Ofcom has been urged to investigate whether the controversial programme 'How to Steal Pigs' breached a broadcasting code.
Channel 4 has received widespread criticism from farmers and industry groups who said the programme, aired on Tuesday 14 January, showed 'blatant criminal activity' on farms.
Mitsubishi Motors, one of Channel 4's sponsors, did not associate itself with the show following pressure from the National Pig Association (NPA) and UK farming unions.
Now the National Rural Crime Network (NRCN) has asked Ofcom to look into whether Channel 4 breached Rule 3.1 of the Broadcasting Code by broadcasting material likely to encourage or incite the commission of crime or to lead to disorder.
Chair Julia Mulligan has written to Ofcom Interim Chief Executive Jonathan Oxley highlighting the concerns.
In her letter she says: “The NPA and the four UK farming unions, including the NFU – who are NRCN members – are among those who expressed their worries to Channel 4 ahead of broadcast that the programme glamorised and condoned crime and violence in rural areas.
“The broadcaster insisted ‘the programme did not glamorise or condone illegal activity’.
“We do not agree. We believe the programme itself, and particularly the title and promotion ahead of broadcast, explicitly glamorises illegal activity and, therefore, we would be grateful if Ofcom would consider whether it has breached Rule 3.1 of the Broadcasting Code,” she said.

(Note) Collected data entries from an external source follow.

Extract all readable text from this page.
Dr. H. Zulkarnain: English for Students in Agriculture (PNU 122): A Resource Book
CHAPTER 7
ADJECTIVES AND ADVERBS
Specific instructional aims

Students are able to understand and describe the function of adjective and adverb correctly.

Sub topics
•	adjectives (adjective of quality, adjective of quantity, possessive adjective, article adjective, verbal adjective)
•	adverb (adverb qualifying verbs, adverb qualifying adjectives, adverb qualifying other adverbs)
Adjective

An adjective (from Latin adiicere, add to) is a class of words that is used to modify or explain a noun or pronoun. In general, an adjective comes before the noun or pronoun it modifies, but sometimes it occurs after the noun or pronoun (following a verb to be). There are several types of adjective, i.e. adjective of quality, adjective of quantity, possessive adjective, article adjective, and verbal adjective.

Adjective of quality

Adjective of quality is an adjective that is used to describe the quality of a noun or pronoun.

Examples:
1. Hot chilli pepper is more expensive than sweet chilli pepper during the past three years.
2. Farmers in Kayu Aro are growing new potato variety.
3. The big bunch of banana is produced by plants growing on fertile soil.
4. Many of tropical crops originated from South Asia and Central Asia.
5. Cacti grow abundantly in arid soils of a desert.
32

“We understand that broadcasters often give titles to programmes which are intended to create debate, but we believe this goes beyond that.”
It comes as the group's most recent rural crime survey found over two-thirds of farmers and rural-specific business owners have been a victim of crime over the past 12 months.
Nearly half (48 percent) said their quality of life is being moderately or greatly affected by crime.
Ms Mulligan said: “Farmers are all too often living in fear of being targeted by crimes such as those seemingly normalised and glamorised by this programme.
“And farmers do not live on their farms on their own. Farms are home to families, they are at the heart of rural communities.
“Rural crime is not a joke. Offences must not be trivialised. Victims do not deserve to be belittled.”